Once the two services — extractor and applier — have been installed, the services can be monitored using trepctl. To monitor the Extractor service:

shell>  trepctl status
Processing status command...
NAME                     VALUE
----                     -----
appliedLastEventId     : mysql-bin.000023:0000000505545003;0
appliedLastSeqno       : 10992
appliedLatency         : 42.764
channels               : 1
clusterName            : alpha
currentEventId         : mysql-bin.000023:0000000505545003
currentTimeMillis      : 1389871897922
dataServerHost         : host1
extensions             : 
host                   : host1
latestEpochNumber      : 0
masterConnectUri       : thl://localhost:/
masterListenUri        : thl://host1:2112/
maximumStoredSeqNo     : 10992
minimumStoredSeqNo     : 0
offlineRequests        : NONE
pendingError           : NONE
pendingErrorCode       : NONE
pendingErrorEventId    : NONE
pendingErrorSeqno      : -1
pendingExceptionMessage: NONE
pipelineSource         : jdbc:mysql:thin://host1:13306/
relativeLatency        : 158296.922
resourcePrecedence     : 99
rmiPort                : 10000
role                   : master
seqnoType              : java.lang.Long
serviceName            : alpha
serviceType            : local
simpleServiceName      : alpha
siteName               : default
sourceId               : host1
state                  : ONLINE
timeInStateSeconds     : 165845.474
transitioningTo        : 
uptimeSeconds          : 165850.047
useSSLConnection       : false
version                : Tungsten Replicator 6.1.25 build 6
Finished status command...

When monitoring, the primary concernrs beyond identifying and copying with any errors is to monitor the applied latency.
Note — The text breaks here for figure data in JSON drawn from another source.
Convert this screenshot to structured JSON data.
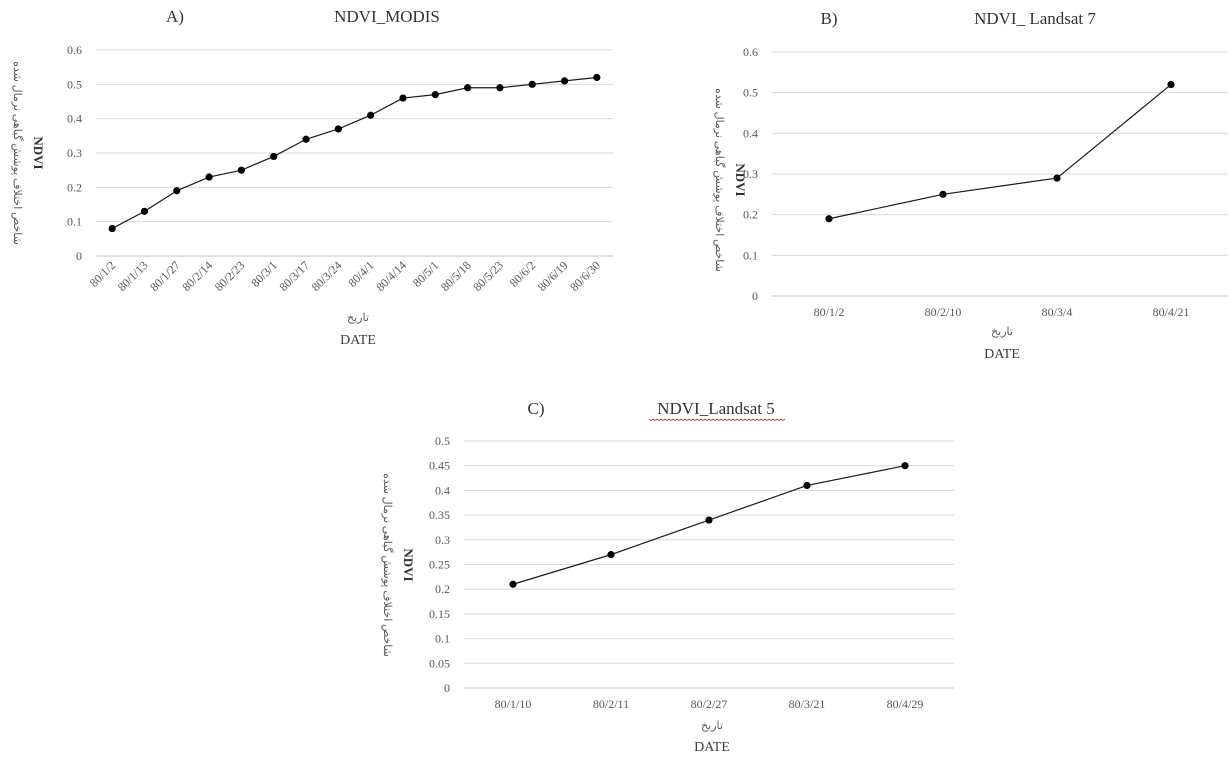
{
  "chart_data": [
    {
      "type": "line",
      "panel_label": "A)",
      "title": "NDVI_MODIS",
      "ylabel_fa": "شاخص اختلاف پوشش گیاهی نرمال شده",
      "ylabel_en": "NDVI",
      "xlabel_fa": "تاریخ",
      "xlabel_en": "DATE",
      "ylim": [
        0,
        0.6
      ],
      "yticks": [
        "0",
        "0.1",
        "0.2",
        "0.3",
        "0.4",
        "0.5",
        "0.6"
      ],
      "grid": true,
      "x_ticks_rotated": true,
      "categories": [
        "80/1/2",
        "80/1/13",
        "80/1/27",
        "80/2/14",
        "80/2/23",
        "80/3/1",
        "80/3/17",
        "80/3/24",
        "80/4/1",
        "80/4/14",
        "80/5/1",
        "80/5/18",
        "80/5/23",
        "80/6/2",
        "80/6/19",
        "80/6/30"
      ],
      "series": [
        {
          "values": [
            0.08,
            0.13,
            0.19,
            0.23,
            0.25,
            0.29,
            0.34,
            0.37,
            0.41,
            0.46,
            0.47,
            0.49,
            0.49,
            0.5,
            0.51,
            0.52
          ]
        }
      ]
    },
    {
      "type": "line",
      "panel_label": "B)",
      "title": "NDVI_ Landsat 7",
      "ylabel_fa": "شاخص اختلاف پوشش گیاهی نرمال شده",
      "ylabel_en": "NDVI",
      "xlabel_fa": "تاریخ",
      "xlabel_en": "DATE",
      "ylim": [
        0,
        0.6
      ],
      "yticks": [
        "0",
        "0.1",
        "0.2",
        "0.3",
        "0.4",
        "0.5",
        "0.6"
      ],
      "grid": true,
      "x_ticks_rotated": false,
      "categories": [
        "80/1/2",
        "80/2/10",
        "80/3/4",
        "80/4/21"
      ],
      "series": [
        {
          "values": [
            0.19,
            0.25,
            0.29,
            0.52
          ]
        }
      ]
    },
    {
      "type": "line",
      "panel_label": "C)",
      "title": "NDVI_Landsat 5",
      "ylabel_fa": "شاخص اختلاف پوشش گیاهی نرمال شده",
      "ylabel_en": "NDVI",
      "xlabel_fa": "تاریخ",
      "xlabel_en": "DATE",
      "ylim": [
        0,
        0.5
      ],
      "yticks": [
        "0",
        "0.05",
        "0.1",
        "0.15",
        "0.2",
        "0.25",
        "0.3",
        "0.35",
        "0.4",
        "0.45",
        "0.5"
      ],
      "grid": true,
      "x_ticks_rotated": false,
      "categories": [
        "80/1/10",
        "80/2/11",
        "80/2/27",
        "80/3/21",
        "80/4/29"
      ],
      "series": [
        {
          "values": [
            0.21,
            0.27,
            0.34,
            0.41,
            0.45
          ]
        }
      ]
    }
  ]
}
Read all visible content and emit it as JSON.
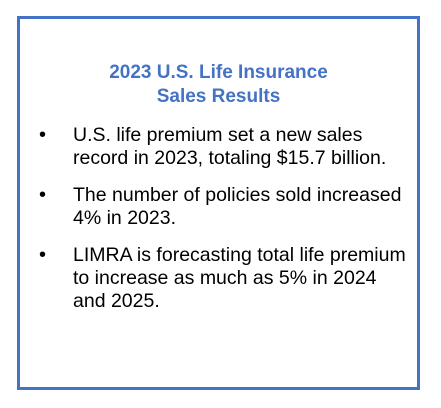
{
  "callout": {
    "title_line1": "2023 U.S. Life Insurance",
    "title_line2": "Sales Results",
    "bullet_symbol": "•",
    "items": [
      {
        "text": "U.S. life premium set a new sales record in 2023, totaling $15.7 billion."
      },
      {
        "text": "The number of policies sold increased 4% in 2023."
      },
      {
        "text": "LIMRA is forecasting total life premium to increase as much as 5% in 2024 and 2025."
      }
    ]
  },
  "colors": {
    "accent": "#4472C4",
    "text": "#000000",
    "background": "#ffffff"
  }
}
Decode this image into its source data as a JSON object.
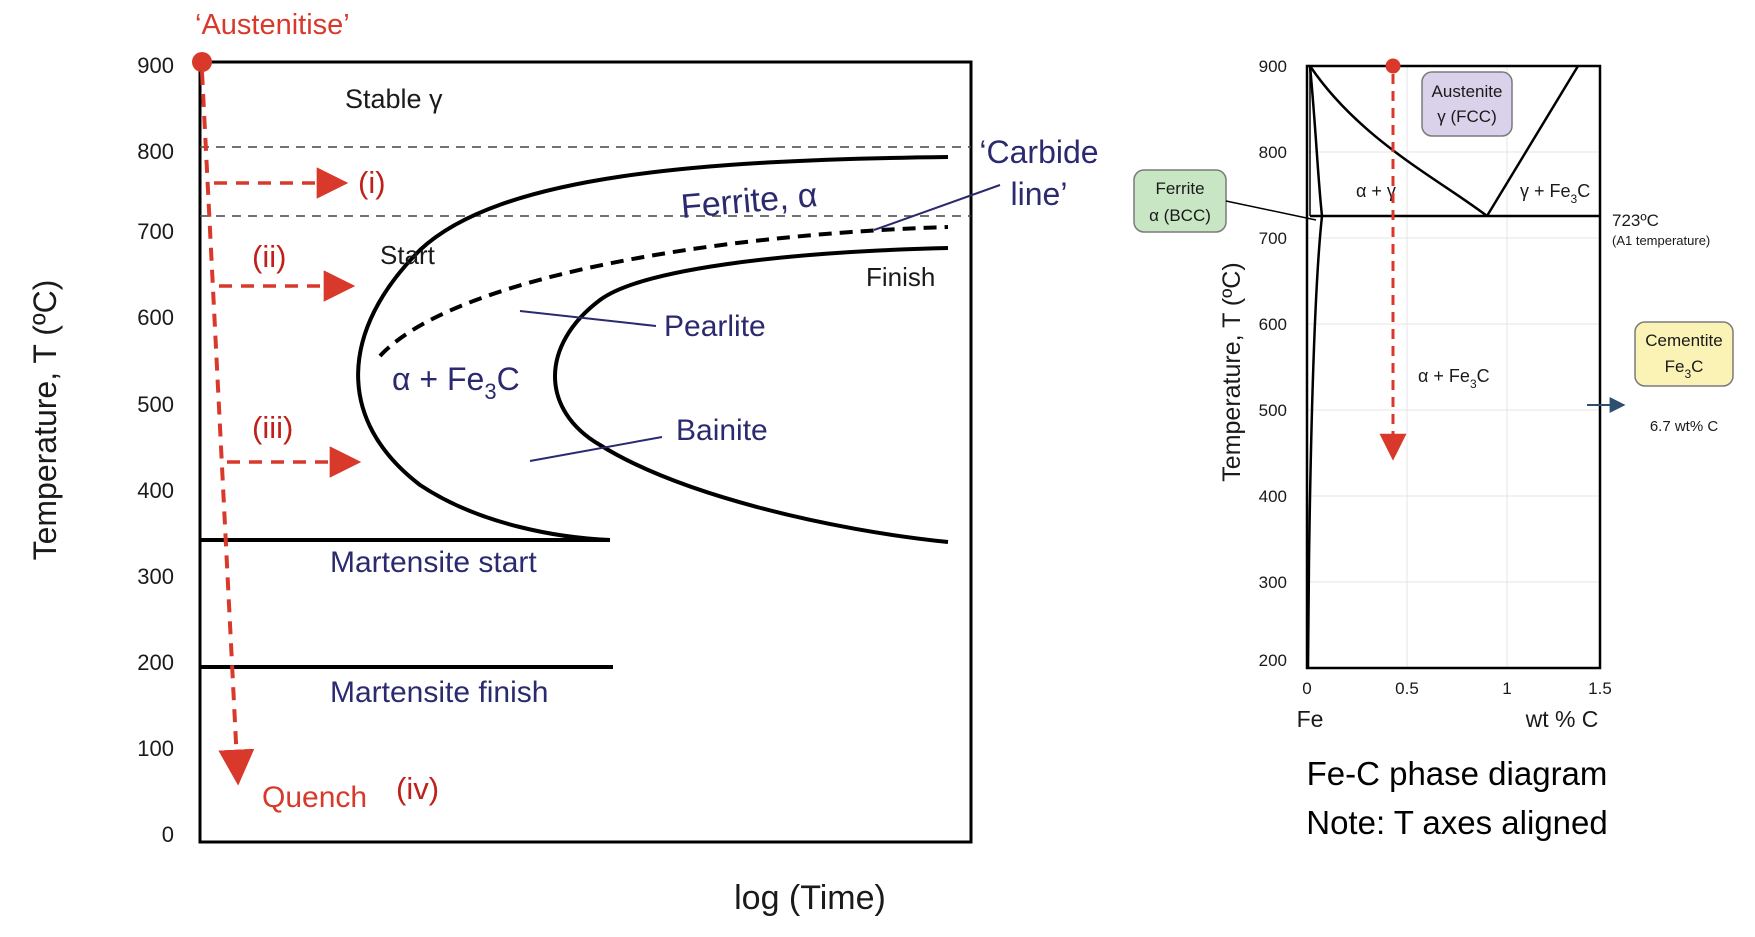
{
  "ttt": {
    "austenitise_label": "‘Austenitise’",
    "y_axis_label": "Temperature, T  (ºC)",
    "x_axis_label": "log (Time)",
    "y_ticks": [
      "900",
      "800",
      "700",
      "600",
      "500",
      "400",
      "300",
      "200",
      "100",
      "0"
    ],
    "stable_gamma": "Stable γ",
    "ferrite": "Ferrite, α",
    "carbide_line_1": "‘Carbide",
    "carbide_line_2": "line’",
    "start": "Start",
    "finish": "Finish",
    "pearlite": "Pearlite",
    "bainite": "Bainite",
    "alpha_fe3c": {
      "a": "α + Fe",
      "sub": "3",
      "c": "C"
    },
    "martensite_start": "Martensite start",
    "martensite_finish": "Martensite finish",
    "quench": "Quench",
    "paths": [
      "(i)",
      "(ii)",
      "(iii)",
      "(iv)"
    ]
  },
  "phase": {
    "y_ticks": [
      "900",
      "800",
      "700",
      "600",
      "500",
      "400",
      "300",
      "200"
    ],
    "x_ticks": [
      "0",
      "0.5",
      "1",
      "1.5"
    ],
    "y_axis_label": "Temperature, T  (ºC)",
    "x_left_label": "Fe",
    "x_right_label": "wt % C",
    "austenite_1": "Austenite",
    "austenite_2": "γ  (FCC)",
    "ferrite_1": "Ferrite",
    "ferrite_2": "α (BCC)",
    "cementite_1": "Cementite",
    "cementite_2": {
      "a": "Fe",
      "sub": "3",
      "c": "C"
    },
    "cementite_wt": "6.7 wt% C",
    "alpha_gamma": "α + γ",
    "gamma_fe3c": {
      "a": "γ + Fe",
      "sub": "3",
      "c": "C"
    },
    "alpha_fe3c": {
      "a": "α + Fe",
      "sub": "3",
      "c": "C"
    },
    "a1_temp": "723ºC",
    "a1_label": "(A1 temperature)",
    "caption_1": "Fe-C phase diagram",
    "caption_2": "Note: T axes aligned"
  },
  "colors": {
    "curve": "#000000",
    "quench_path": "#d8392b",
    "label_navy": "#2b2a6e",
    "austenite_box": "#d9d2ea",
    "ferrite_box": "#c8e6c4",
    "cementite_box": "#fbf3b5",
    "pointer_arrow": "#2f4f6e"
  }
}
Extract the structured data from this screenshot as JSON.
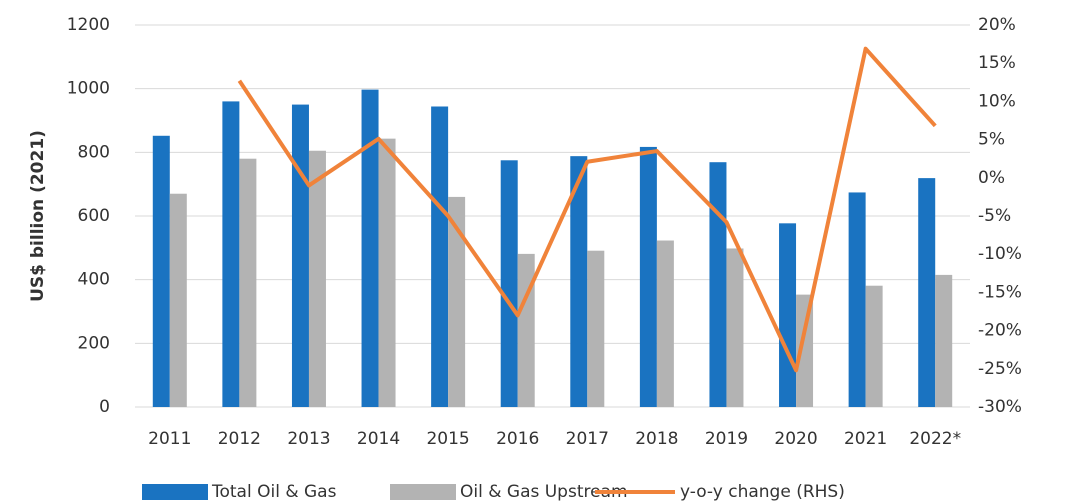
{
  "chart_data": {
    "type": "bar",
    "categories": [
      "2011",
      "2012",
      "2013",
      "2014",
      "2015",
      "2016",
      "2017",
      "2018",
      "2019",
      "2020",
      "2021",
      "2022*"
    ],
    "series": [
      {
        "name": "Total Oil & Gas",
        "color": "#1a73c1",
        "values": [
          852,
          960,
          950,
          997,
          944,
          775,
          788,
          817,
          769,
          577,
          674,
          719
        ]
      },
      {
        "name": "Oil & Gas Upstream",
        "color": "#b3b3b3",
        "values": [
          670,
          780,
          805,
          843,
          660,
          481,
          491,
          523,
          498,
          353,
          381,
          415
        ]
      },
      {
        "name": "y-o-y change (RHS)",
        "color": "#f0833a",
        "axis": "y2",
        "type": "line",
        "values": [
          null,
          12.7,
          -1,
          5.1,
          -5,
          -18,
          2.1,
          3.5,
          -5.8,
          -25.2,
          16.9,
          6.8
        ]
      }
    ],
    "ylabel": "US$ billion (2021)",
    "ylim": [
      0,
      1200
    ],
    "yticks": [
      0,
      200,
      400,
      600,
      800,
      1000,
      1200
    ],
    "y2lim": [
      -30,
      20
    ],
    "y2ticks": [
      {
        "value": -30,
        "label": "-30%"
      },
      {
        "value": -25,
        "label": "-25%"
      },
      {
        "value": -20,
        "label": "-20%"
      },
      {
        "value": -15,
        "label": "-15%"
      },
      {
        "value": -10,
        "label": "-10%"
      },
      {
        "value": -5,
        "label": "-5%"
      },
      {
        "value": 0,
        "label": "0%"
      },
      {
        "value": 5,
        "label": "5%"
      },
      {
        "value": 10,
        "label": "10%"
      },
      {
        "value": 15,
        "label": "15%"
      },
      {
        "value": 20,
        "label": "20%"
      }
    ],
    "grid": true,
    "legend": "bottom"
  }
}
LArger numbers for applied latency generally indicate the the information is being written out to disk effectively. There are a number of strategies that should be checked:

  • Confirm that the Hadoop environment is running effectively. Any delays to writing to HDFS will impact the replicator.

  • Adjust the block commit parameters. Tuning the block commit levels should find the balance between frequent updates to achieve the required latency, and generating files of a suitable file sizes so that Hadoop can process them effectively for processing through map/reduce. You should try both increasing and reducing the sizes to find and figure out the the correct settings according to your source data.